Por Lucia Castello Branco

Vereis que, pouco a pouco, as letras vão rolar do
próprio nome:                                                     
amor sem m.
amor sem o.
amor sem r.                                                         
amor sem a.                                                                                       

fica o silêncio em que vos dareis uma à outra, ponto
final da chama.                                                                        

Maria Gabriela Llansol

Começo pelo silêncio, ponto final da chama. Começo por ela, em seu ponto final: a chama. Chamo-a por seu nome: Maria Gabriela Llansol. Aprendi com ela, que aprendeu com Nietzsche, que a pergunta “quem sou” é a pergunta do escravo. “Quem me chama” é a pergunta do homem livre.

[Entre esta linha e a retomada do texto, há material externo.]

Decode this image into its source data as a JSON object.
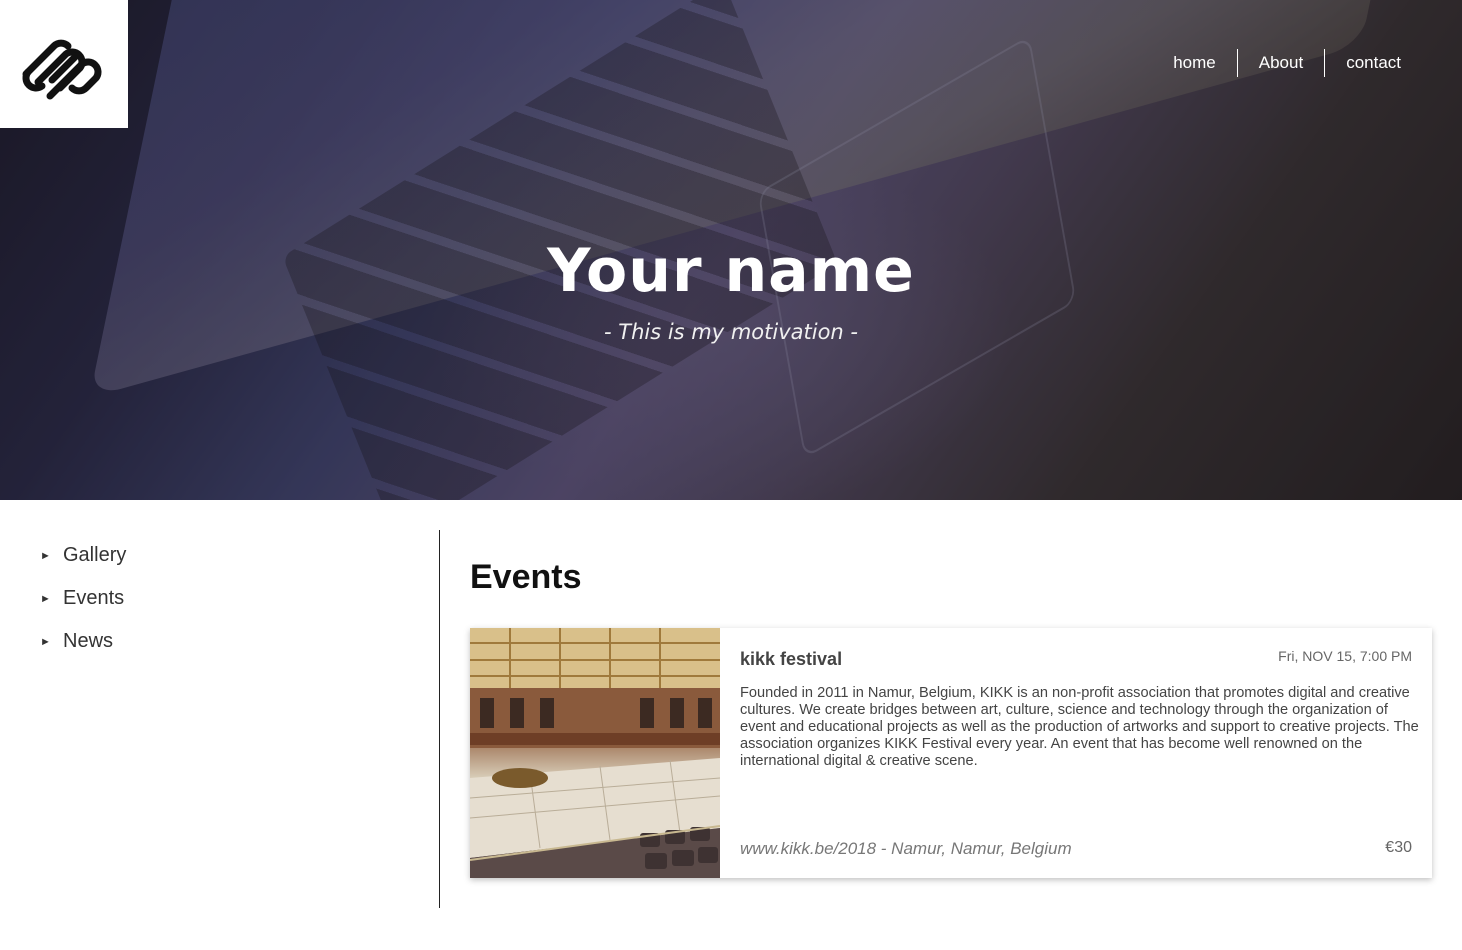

Quem me chama aqui, hoje? Ana me chamou, eu vim, e desde já agradeço o convite que ela me fez, pois ele me levou, creio, mais adiante. Pensei, a princípio, que era a psicanálise o que me chamava. Depois, mais adiante, pensei que era a literatura o que me chamava. Agora já não sei. Pois, por razões particulares que não vale aqui explicitar, pus-me a reler, há quinze dias, um texto que leio desde muito tempo, desde que li, pela primeira vez, o texto dos místicos medievais – Santa Teresa de Ávila, em primeiro lugar, São Juan de la Cruz, um pouco depois, e Hadewich D´Anvers, mais tarde – e de místicos mais recentes, como Santa Teresa de Lisieux. Trata-se do Cântico dos Cânticos, texto bíblico que terminou por se constituir como um dos paradigmas do discurso amoroso no Ocidente.

Em 1992, fui a Portugal pela primeira vez, e ali permaneci por seis meses, fazendo meu primeiro estágio de pós-doutorado, na Universidade Nova de Lisboa. O que me levou ali foi um projeto sobre o texto místico de freiras portuguesas do século XVIII, supervisionado pela poeta e professora Ana Hatherly. Acontece que em Portugal, enquanto eu esperava pela microfilmagem de alguns manuscritos – nessa época, o sistema de digitalização dos documentos ainda não havia começado, na seção dos “reservados” da Biblioteca Nacional de Lisboa –, decidi ler outras mulheres, autoras contemporâneas portuguesas que eu ainda não conhecia. Foi assim que cheguei ao texto de Maria Gabriela Llansol, que me foi apresentado por uma outra escritora, de quem eu havia me tornado amiga, ainda no Brasil: Teolinda Gersão. Teolinda leu minha tese de doutorado e me disse que eu devia conhecer o texto de Llansol, pois havia escrito uma tese sobre esse texto, sem conhecê-lo.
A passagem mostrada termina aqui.